Technolog

This month, I’ve been very cutting-edge on the one hand, yet very retro on the other. On the cutting-edge front, I had the pleasure of looking at Armari’s Gravistar SR workstation. It was impressive watching it obliterate my carefully crafted 3ds Max benchmark courtesy of the ATi FireGL 7350 graphics card, but also a bit depressing. I’ll now have to make a new one because the Gravistar tears through it at 33fps. For an animation destined to run at a standard 25fps, this is faster than real-time. We could, of course, keep using the same benchmark if we wanted to, by extending the number of frames in the animation sequence to make it last long enough to keep within acceptable timing tolerances. This would be valid from the point of view of assessing performance, but frankly it isn’t quite so much fun watching a system running a benchmark with one hand tied behind its back.

The reason the Armari machine really captured my imagination was also to do with the fact that I’ve been killing time on the commute to and from the office by reading Mike Hally’s Electronic brains: stories from the dawn of the computer age.

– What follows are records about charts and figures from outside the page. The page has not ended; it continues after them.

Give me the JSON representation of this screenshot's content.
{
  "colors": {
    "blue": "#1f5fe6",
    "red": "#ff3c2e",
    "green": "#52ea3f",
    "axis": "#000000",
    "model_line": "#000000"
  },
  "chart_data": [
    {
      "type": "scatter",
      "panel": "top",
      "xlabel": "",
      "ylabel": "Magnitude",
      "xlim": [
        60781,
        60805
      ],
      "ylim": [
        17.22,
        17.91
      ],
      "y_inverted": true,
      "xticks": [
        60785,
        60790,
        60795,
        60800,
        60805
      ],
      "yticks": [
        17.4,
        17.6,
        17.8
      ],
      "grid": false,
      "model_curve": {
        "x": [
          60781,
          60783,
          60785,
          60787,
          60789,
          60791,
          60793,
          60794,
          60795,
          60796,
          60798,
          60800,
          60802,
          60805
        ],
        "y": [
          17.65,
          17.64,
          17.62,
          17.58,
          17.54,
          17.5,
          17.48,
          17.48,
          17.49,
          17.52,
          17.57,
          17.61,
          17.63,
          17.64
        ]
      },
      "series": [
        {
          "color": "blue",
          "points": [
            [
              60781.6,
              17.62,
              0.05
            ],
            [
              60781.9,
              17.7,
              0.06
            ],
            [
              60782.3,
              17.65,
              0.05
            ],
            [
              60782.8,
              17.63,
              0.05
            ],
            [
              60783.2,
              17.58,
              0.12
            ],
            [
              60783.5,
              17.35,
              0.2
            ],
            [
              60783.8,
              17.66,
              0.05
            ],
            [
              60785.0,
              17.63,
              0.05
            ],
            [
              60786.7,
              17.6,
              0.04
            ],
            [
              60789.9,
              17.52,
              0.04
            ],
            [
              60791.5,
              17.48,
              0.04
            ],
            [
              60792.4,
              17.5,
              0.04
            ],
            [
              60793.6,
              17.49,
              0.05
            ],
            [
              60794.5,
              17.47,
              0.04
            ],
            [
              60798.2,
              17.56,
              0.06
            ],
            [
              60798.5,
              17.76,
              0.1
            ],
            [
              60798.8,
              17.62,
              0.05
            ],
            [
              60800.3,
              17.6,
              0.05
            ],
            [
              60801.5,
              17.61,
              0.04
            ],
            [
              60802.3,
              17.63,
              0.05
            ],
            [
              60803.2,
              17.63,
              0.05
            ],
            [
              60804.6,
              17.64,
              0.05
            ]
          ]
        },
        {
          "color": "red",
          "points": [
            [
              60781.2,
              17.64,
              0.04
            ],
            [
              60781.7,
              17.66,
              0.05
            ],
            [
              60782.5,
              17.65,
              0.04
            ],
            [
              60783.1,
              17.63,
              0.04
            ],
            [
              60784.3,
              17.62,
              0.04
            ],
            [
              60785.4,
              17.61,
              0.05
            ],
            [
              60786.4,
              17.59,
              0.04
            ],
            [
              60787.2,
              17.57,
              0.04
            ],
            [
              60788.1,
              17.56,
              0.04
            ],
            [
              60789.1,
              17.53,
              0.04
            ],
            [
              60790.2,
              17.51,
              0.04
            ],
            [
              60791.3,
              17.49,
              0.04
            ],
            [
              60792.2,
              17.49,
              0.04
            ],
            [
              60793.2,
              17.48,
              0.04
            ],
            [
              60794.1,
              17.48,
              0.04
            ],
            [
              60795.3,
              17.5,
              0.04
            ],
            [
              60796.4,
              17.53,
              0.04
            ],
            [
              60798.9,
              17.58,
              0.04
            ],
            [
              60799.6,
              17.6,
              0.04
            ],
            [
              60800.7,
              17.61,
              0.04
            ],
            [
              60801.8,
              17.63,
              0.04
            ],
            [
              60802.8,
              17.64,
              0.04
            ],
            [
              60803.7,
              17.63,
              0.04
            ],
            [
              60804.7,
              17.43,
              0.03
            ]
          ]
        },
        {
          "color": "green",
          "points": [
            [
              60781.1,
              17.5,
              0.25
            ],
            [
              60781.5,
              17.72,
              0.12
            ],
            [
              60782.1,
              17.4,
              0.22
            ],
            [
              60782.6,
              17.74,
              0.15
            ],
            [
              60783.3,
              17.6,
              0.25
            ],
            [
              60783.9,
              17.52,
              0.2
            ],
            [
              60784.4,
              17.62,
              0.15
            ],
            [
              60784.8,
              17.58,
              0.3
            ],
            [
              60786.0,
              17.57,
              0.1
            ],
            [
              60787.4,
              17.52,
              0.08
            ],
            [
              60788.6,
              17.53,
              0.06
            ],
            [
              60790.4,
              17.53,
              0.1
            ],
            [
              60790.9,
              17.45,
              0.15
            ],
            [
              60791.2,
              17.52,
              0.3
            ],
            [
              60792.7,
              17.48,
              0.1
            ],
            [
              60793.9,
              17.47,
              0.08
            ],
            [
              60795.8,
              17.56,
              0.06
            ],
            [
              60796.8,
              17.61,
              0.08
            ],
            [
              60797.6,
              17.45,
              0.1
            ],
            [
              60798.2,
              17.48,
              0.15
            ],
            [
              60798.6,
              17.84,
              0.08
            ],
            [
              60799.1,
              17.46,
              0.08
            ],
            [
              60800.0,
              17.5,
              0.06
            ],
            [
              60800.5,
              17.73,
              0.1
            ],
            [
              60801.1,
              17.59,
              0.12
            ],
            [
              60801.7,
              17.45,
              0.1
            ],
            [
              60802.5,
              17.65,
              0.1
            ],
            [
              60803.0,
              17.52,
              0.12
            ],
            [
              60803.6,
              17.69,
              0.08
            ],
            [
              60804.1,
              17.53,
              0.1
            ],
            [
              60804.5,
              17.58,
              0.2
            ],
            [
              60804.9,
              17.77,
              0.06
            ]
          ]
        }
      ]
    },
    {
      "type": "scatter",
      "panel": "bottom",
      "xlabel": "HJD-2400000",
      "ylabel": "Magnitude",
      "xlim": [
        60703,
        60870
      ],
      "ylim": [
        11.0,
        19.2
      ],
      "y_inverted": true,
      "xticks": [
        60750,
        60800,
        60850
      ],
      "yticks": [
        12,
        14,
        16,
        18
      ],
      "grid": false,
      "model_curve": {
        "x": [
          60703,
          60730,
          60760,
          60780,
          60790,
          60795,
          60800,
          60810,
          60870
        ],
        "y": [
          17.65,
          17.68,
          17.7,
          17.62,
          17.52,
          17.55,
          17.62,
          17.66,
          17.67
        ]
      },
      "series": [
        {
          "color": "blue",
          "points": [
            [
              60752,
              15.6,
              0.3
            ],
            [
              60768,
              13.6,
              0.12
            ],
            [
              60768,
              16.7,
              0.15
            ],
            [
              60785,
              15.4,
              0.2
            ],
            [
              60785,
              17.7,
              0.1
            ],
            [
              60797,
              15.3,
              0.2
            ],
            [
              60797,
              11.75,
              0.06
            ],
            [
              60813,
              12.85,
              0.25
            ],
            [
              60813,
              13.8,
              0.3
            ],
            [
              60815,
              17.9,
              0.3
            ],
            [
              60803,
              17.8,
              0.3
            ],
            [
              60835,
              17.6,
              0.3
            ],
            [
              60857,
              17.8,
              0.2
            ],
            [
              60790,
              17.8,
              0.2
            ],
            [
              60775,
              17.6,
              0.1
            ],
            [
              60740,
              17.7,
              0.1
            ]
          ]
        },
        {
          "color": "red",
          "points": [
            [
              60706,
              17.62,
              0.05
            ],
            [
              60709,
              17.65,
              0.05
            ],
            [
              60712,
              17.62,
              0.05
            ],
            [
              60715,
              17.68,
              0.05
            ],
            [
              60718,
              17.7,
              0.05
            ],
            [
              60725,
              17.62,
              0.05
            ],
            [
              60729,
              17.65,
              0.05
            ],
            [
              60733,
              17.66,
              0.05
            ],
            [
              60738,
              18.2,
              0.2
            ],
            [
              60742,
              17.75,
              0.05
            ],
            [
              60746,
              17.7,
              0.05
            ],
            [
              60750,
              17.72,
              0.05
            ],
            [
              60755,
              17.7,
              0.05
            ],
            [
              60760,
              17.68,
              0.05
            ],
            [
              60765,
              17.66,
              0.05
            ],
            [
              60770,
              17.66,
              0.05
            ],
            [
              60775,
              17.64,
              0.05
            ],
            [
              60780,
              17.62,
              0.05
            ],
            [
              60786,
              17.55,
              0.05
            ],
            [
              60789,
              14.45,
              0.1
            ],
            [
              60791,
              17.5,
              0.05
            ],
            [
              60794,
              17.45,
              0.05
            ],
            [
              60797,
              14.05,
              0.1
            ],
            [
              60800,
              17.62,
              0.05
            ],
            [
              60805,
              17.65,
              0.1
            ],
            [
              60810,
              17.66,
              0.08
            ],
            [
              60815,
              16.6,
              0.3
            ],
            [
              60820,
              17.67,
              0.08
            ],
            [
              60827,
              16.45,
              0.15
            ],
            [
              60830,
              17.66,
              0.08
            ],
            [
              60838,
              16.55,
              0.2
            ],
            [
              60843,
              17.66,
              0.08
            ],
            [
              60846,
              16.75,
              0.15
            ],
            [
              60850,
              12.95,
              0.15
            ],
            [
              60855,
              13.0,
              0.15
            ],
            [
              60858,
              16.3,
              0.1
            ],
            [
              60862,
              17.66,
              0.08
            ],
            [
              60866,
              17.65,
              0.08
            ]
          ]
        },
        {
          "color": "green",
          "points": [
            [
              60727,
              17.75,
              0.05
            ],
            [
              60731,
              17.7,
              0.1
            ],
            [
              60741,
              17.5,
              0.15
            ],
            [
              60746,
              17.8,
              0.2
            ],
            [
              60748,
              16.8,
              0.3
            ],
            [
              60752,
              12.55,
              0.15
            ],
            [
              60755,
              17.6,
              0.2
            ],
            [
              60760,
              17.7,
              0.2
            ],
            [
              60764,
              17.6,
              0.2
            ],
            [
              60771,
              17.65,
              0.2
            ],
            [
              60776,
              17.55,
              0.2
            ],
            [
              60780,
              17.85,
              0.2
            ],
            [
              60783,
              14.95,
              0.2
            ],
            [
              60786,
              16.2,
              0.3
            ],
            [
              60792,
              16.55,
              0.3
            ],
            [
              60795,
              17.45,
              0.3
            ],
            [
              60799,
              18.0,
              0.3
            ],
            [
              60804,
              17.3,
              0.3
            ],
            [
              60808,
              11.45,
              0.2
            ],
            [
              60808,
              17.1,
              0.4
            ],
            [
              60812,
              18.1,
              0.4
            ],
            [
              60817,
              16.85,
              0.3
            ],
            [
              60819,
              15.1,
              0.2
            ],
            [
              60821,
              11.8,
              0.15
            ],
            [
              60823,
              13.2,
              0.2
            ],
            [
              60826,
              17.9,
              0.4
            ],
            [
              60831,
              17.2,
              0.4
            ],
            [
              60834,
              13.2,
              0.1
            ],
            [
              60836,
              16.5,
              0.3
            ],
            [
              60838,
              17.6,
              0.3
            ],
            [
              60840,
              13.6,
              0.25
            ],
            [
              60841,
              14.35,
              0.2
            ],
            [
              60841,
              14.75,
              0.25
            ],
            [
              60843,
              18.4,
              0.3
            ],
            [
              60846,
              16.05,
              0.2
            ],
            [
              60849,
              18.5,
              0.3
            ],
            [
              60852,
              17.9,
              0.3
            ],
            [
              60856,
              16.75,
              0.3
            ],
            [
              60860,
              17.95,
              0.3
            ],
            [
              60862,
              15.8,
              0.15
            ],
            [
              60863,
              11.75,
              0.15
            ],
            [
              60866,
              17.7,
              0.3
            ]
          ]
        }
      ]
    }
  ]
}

Here in the early 21st century, all staff need computers. In the wartime world of the 1940s and the decade or two that followed, it was the other way around. The pages of Hally’s book are filled with visions of machines that needed not just staff to nurse them, but the walls of buildings knocked down to physically fit them in. They had power requirements in the hundreds of kilowatts, but memory capacities in the tens of bits. Hally’s thorough research and interviews from primary sources buck the trend of mythical half-truth surrounding machines such as the American ENIAC (electronic numeric integrator and computer) and produces some great nuggets, allowing true comparisons with modern computers.

The ENIAC hailed from the wartime technology arms race, which sparked the era of constantly accelerating rate of technological change we live in today. No-one at the time considered computers very useful and, in fact, ENIAC wasn’t a stored-program Von Neumann computer. Nonetheless, it was programmable via a system of plug boards, had its own memory and processor and, in that sense, was a real computer. It came into service near the end of WWII for calculating firing tables for the US military: essential for accurate targeting of new artillery designs and one of the few practical uses anyone could think of for this new breed of electronic machines.

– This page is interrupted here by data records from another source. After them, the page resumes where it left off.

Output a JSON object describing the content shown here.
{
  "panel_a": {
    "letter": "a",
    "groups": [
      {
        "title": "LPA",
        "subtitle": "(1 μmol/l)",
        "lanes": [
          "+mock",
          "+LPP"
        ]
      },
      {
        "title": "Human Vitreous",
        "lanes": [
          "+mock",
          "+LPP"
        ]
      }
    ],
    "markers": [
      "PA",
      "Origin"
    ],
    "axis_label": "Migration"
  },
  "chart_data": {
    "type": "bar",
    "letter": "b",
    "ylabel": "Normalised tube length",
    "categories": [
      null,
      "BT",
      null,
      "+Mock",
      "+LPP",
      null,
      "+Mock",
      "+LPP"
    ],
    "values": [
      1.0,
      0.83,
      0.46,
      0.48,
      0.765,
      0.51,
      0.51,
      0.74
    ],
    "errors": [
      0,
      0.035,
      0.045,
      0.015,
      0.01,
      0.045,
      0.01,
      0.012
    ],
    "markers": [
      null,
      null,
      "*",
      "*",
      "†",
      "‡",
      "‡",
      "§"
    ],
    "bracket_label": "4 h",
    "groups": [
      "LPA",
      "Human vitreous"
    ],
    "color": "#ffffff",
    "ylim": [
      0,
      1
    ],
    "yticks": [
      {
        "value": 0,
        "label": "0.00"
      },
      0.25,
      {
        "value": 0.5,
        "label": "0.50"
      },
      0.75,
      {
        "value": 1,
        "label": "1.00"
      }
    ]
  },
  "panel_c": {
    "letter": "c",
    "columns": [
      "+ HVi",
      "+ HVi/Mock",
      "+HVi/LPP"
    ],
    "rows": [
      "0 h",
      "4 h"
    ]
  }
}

Most people who know anything about computing history will already know this: it’s part of the basic fabric of computing folklore. But Hally’s research uncovered some concrete performance figures I hadn’t seen before; namely, that ENIAC was capable of computing about 5,000 operations per second and, when it was finally taken out of service and switched off on 2 October 1955, it had run for exactly 80,223 hours. Let’s take those figures and make the assumption that the calculations in question were floating-point operations. In other words, they involved high-precision fractional numbers: given the degree of accuracy needed for calculating military firing tables this is likely. In today’s parlance, ENIAC was thus capable of a performance of 5kFLOPS (5,000 floating-point operations per second).

So here’s the head-bending part. Imagine those nine-and-an-eighth continuous computing years that the ENIAC put in over the period of a decade, attended by a staff of dozens to program it and keep it going through near-daily breakdowns from failures among its 18,000 thermionic valves. Imagine all the time, effort and love those people put in. This was in the days before printed circuit boards too, so components tended to be wired directly together to form a spaghetti-based maintenance nightmare. These people’s lives were completely bound up in keeping this one monolithic machine churning through its calculations.